A public schoolboy who attacked two sleeping students and a teacher with hammers at Blundells School in Devon can now be named as 17-year-old schoolboy Thomas Wei Huang after an order preventing his identification was lifted by a judge.
Huang was convicted on three counts of attempted murder in June after he attacked the two students in their sleep with a hammer at Blundells School in Tiverton, Devon. At Exeter Crown Court last month, the teen was detained for life with a minimum of 12 years after being found guilty of attempted murder.
The trial at Exeter Crown Court heard him claim he was sleepwalking when a school housemaster said he was set upon by the teen. Henry Roffe-Silvester said he was asleep in his quarters on June 9 when he was awoken by noises from the boarding house - where students stay during term time - and went to investigate, but was set upon by the teenager, who was wearing just his boxer shorts.
The two-month trial heard that he was "on a mission" to protect himself from a zombie apocalypse when he carried out the attack.
The court heard that the teen had armed himself with three claw hammers and waited for the two boys to be asleep before attacking them. The two pupils were asleep in cabin-style beds in one of the co-ed school's boarding houses when the defendant climbed up and attacked them just before 1am. Mr Roffe-Silvester went to investigate, and upon entering the bedroom, where the attack happened, he spotted a silhouetted figure standing in the room.
The figure then turned toward him and repeatedly struck him over the head with a hammer. The two boys attacked by the teen suffered skull fractures, injuries to their ribs, spleens, a punctured lung and internal bleeding. Mr Roffe-Silvester suffered six blows to his head.

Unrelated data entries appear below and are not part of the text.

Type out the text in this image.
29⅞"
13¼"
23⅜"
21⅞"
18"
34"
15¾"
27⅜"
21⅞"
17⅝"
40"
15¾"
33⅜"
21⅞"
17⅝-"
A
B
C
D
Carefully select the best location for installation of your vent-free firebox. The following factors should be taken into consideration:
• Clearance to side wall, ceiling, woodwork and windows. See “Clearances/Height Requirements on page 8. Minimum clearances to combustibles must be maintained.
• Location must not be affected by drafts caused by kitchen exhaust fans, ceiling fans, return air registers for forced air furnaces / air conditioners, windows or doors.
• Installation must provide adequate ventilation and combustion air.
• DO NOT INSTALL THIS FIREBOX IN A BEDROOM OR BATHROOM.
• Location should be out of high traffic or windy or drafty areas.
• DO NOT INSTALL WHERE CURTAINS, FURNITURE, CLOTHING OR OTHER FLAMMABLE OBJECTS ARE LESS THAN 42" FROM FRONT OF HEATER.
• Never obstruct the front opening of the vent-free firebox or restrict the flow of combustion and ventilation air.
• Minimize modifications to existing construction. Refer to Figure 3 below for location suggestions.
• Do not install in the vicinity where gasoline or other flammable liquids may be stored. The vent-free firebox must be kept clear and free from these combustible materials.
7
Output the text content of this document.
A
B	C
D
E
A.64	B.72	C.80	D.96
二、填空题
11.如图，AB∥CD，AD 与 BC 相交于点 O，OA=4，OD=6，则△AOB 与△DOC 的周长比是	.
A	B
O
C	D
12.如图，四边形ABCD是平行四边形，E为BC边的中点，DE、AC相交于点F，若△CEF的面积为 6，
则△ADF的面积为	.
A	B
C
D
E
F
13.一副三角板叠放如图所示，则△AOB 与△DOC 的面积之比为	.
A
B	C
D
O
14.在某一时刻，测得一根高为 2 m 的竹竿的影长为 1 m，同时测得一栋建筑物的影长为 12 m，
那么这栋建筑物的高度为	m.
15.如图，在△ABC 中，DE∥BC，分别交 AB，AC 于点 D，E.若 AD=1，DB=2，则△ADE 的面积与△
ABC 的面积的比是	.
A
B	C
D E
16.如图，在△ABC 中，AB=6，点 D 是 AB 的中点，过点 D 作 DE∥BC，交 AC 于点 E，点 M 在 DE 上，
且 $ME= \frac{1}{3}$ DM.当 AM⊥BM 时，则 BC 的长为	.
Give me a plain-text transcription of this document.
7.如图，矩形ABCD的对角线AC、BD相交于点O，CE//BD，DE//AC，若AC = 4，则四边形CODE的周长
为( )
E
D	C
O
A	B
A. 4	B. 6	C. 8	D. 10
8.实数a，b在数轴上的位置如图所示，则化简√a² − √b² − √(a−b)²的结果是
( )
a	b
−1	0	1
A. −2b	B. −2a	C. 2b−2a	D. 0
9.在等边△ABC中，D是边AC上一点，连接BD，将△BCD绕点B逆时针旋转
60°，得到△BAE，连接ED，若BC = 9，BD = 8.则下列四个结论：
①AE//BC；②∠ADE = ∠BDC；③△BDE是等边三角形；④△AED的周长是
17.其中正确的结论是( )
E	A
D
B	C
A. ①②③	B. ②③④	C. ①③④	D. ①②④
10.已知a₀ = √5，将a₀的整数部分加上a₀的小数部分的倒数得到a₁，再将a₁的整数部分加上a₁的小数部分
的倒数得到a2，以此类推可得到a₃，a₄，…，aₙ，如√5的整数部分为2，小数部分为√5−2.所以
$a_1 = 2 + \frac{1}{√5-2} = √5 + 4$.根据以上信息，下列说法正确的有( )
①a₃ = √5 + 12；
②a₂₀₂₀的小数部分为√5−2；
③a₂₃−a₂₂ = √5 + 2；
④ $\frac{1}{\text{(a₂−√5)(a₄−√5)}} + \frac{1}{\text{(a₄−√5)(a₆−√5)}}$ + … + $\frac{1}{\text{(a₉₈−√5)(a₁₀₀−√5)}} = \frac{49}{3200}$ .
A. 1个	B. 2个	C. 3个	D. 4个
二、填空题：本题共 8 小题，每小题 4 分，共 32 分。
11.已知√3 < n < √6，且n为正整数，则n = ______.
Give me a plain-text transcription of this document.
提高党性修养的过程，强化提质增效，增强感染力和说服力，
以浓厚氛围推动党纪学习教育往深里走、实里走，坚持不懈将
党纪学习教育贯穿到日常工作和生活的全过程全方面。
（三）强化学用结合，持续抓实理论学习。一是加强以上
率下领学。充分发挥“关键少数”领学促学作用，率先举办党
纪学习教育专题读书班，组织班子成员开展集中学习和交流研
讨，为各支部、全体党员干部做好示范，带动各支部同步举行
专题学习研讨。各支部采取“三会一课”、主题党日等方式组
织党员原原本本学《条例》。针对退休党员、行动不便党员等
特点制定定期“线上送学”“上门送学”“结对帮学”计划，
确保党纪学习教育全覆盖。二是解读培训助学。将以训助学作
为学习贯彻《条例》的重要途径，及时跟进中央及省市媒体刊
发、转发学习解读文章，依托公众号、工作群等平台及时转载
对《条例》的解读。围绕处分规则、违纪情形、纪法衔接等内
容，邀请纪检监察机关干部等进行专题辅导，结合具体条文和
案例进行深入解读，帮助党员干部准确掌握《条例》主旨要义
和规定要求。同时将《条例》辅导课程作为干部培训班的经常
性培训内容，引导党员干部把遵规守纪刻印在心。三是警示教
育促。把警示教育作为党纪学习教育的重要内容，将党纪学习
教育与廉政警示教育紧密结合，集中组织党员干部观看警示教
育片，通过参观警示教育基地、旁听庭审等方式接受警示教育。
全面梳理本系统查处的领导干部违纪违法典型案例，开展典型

The court heard that another student fleeing his bedroom had heard shouting and swearing and called 999, believing an intruder had broken into the boarding quarters. The two boys were discovered in their beds a few minutes later. The two boys are living with the "long-term consequences" of the attack but have no memory of the incident.
The teenager has accepted carrying out the attacks but told the jury he had no recollection of them taking place, claiming to have fallen asleep on the evening of June 8 and awaking to see the blood-covered room. He told the court: “I remember being in the room. The room was covered in blood. What I could see was blood. I didn’t hear anything. I remember walking out to the corridor.”
One expert called at trial, Dr John O’Reilly, said he did not believe the boy was asleep because a sleepwalker does not initiate violence because it is triggered by noise or touch. Giving evidence, the boy said he kept two hammers by his bed “for protection” from the “zombie apocalypse”.
During proceedings, Huang said: “I feel very terribly sorry for all three individuals because of what I did to them. I feel very sorry for everyone, the families and themselves.”
Speaking after the sentencing, Detective Inspector Dave Egan said: “This was an unprovoked attack on two schoolboys as they slept in their beds. The assaults were both brutal and savage and I have no doubt that his intent was to kill. Our detectives worked tirelessly to prove that the offender had indeed been fully conscious when committing this horrendous attack, which had been months in the planning.”